Prairie Village neighbors are figuring out a new purpose for a fire pit they built on a city island near the Village Shops after the city council scolded them this week for acting without the city's permission.
The fire pit created a firestorm of discussion at the Prairie Village City Council recently but in the end the council allowed the pit to stay as long as it’s repurposed and plans brought before the council.
Fired-up council members were surprised that a local landscaper, Brian Stouse, built the structure — featuring a circular stone seating area — without asking the city. Councilwoman Ruth Hopkins called it “a great breach of protocol.
“I want to know how someone would think they have the right to build on city property,” Hopkins said. “I think if we sanction this we’re not going to be able to stop anyone from building.”

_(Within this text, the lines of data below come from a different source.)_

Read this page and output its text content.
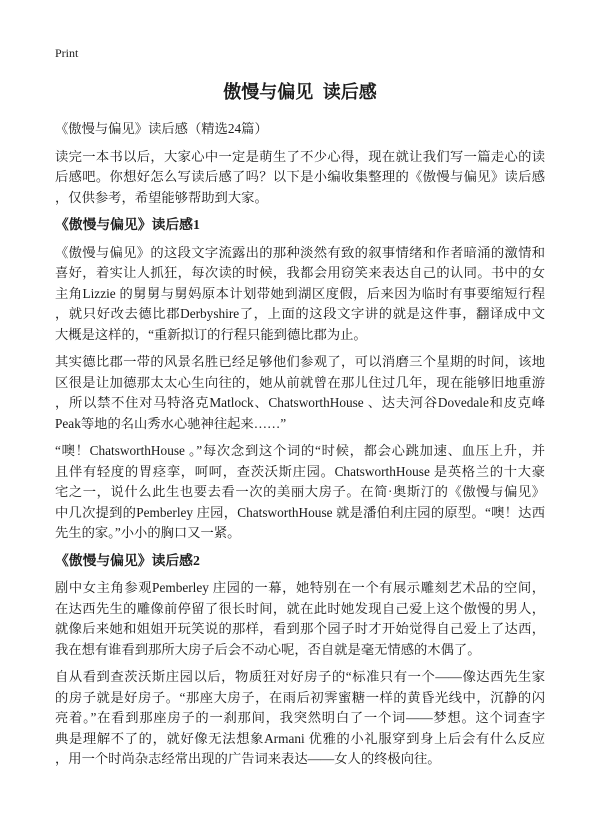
Print
傲慢与偏见 读后感
《傲慢与偏见》读后感（精选24篇）
读完一本书以后，大家心中一定是萌生了不少心得，现在就让我们写一篇走心的读
后感吧。你想好怎么写读后感了吗？以下是小编收集整理的《傲慢与偏见》读后感
，仅供参考，希望能够帮助到大家。
《傲慢与偏见》读后感1
《傲慢与偏见》的这段文字流露出的那种淡然有致的叙事情绪和作者暗涌的激情和
喜好，着实让人抓狂，每次读的时候，我都会用窃笑来表达自己的认同。书中的女
主角Lizzie 的舅舅与舅妈原本计划带她到湖区度假，后来因为临时有事要缩短行程
，就只好改去德比郡Derbyshire了，上面的这段文字讲的就是这件事，翻译成中文
大概是这样的，“重新拟订的行程只能到德比郡为止。
其实德比郡一带的风景名胜已经足够他们参观了，可以消磨三个星期的时间，该地
区很是让加德那太太心生向往的，她从前就曾在那儿住过几年，现在能够旧地重游
，所以禁不住对马特洛克Matlock、ChatsworthHouse 、达夫河谷Dovedale和皮克峰
Peak等地的名山秀水心驰神往起来……”
“噢！ChatsworthHouse 。”每次念到这个词的“时候，都会心跳加速、血压上升，并
且伴有轻度的胃痉挛，呵呵，查茨沃斯庄园。ChatsworthHouse 是英格兰的十大豪
宅之一，说什么此生也要去看一次的美丽大房子。在简·奥斯汀的《傲慢与偏见》
中几次提到的Pemberley 庄园，ChatsworthHouse 就是潘伯利庄园的原型。“噢！达西
先生的家。”小小的胸口又一紧。
《傲慢与偏见》读后感2
剧中女主角参观Pemberley 庄园的一幕，她特别在一个有展示雕刻艺术品的空间，
在达西先生的雕像前停留了很长时间，就在此时她发现自己爱上这个傲慢的男人，
就像后来她和姐姐开玩笑说的那样，看到那个园子时才开始觉得自己爱上了达西，
我在想有谁看到那所大房子后会不动心呢，否自就是毫无情感的木偶了。
自从看到查茨沃斯庄园以后，物质狂对好房子的“标准只有一个——像达西先生家
的房子就是好房子。“那座大房子，在雨后初霁蜜糖一样的黄昏光线中，沉静的闪
亮着。”在看到那座房子的一刹那间，我突然明白了一个词——梦想。这个词查字
典是理解不了的，就好像无法想象Armani 优雅的小礼服穿到身上后会有什么反应
，用一个时尚杂志经常出现的广告词来表达——女人的终极向往。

Stouse, the owner Bear Landscaping, told the council the project features high-end materials and quality construction. “We ask for grace and forgiveness,” he said. “We’d really like to keep it.”
Last fall, Stouse’s company built a Belgard stone fire pit and surrounding sitting wall at the request of two members of his homeowners association who wanted to beautify the island, he said in an interview. He lives across the street from the island, which sits at the triangle where Prairie and Oxford streets come together off 69th Street toward Mission Road.
“It’s been an eyesore, Stouse said. “I’ve lived here 12 years and it’s been nothing but a pile of dirt.”
They wanted to build a space where neighbors could come together — and they did at Halloween, the one time the fire pit has been used, he said. Thirty to 40 folks people to the little island that night, warming up with friends in between trick or treating.
“We just wanted community,” said Stouse, who did not know he was building on city property.
After that night, a board member of the homes association complained that the island was city property. The group agreed to take their project to the council.
After a lengthy discussion Tuesday, the council voted 11-1 to approve a motion by Councilman Eric Mikkelson requiring the group to acknowledge that the city owns the traffic island and to find a new use for the fire pit. The council halted additional improvements — the project isn’t done — until the city council gives its approval.
Councilman Steve Noll said the city would be legally liable for the fire pit. He also said allowing the fire pit could set a precedent for future island projects by neighbors. “What if the next block wants a basketball goal?” he said. “Who decides how the islands are going to be used?”
Councilman David Morrison, however, said he loved the project and the public works department should consult with the group as they move forward with additional island plans.
Opposed was Councilman Andrew Wang. He said the structure was an example of thinking that “it’s better to ask for forgiveness than permission. They knew they couldn’t build a fire pit on a city island.”
Councilwoman Laura Wassmer said a city letter would be mailed to all homes associations with guidelines regarding city traffic islands. “Basically they must seek city approval for anything beyond planting flowers and maintaining flower beds,” she said.
Before the project, residents had been dragging their own fire pits to the island and using them throughout the summer. The city learned in December that the island was being modified, according to Keith Bredehoeft, public works director.
“We saw significant work going on the right-of-way,” he said. “A fire pit had been constructed without our knowledge.”
He said the small traffic island is surrounded by public streets on three sides, two of which run through residential streets connected to the Village Shops. He said a fire pit wasn’t appropriate because of a potential distraction to drivers as well as a danger to children playing in the area.
Prairie Village resident Chuck Dehner said he approached residents about beautifying the island after noticing the island’s urn was cracked and on its side. “I felt a great urgency to do something,” he said.
Dehner said volunteers have traditionally taken care of city islands, so he asked nearby neighbors to come up with a beautification plan. They developed the idea of a community circle with a fire pit. “I didn’t know there was a protocol,” he said.
Several others, including Prairie Village resident Matt Johnson, spoke in favor of the plan. “I thought it was a great idea.”
Stouse said he’s happy with the outcome.
“They just don’t want homeowners going on city property and building stuff. That’s common sense,” he said.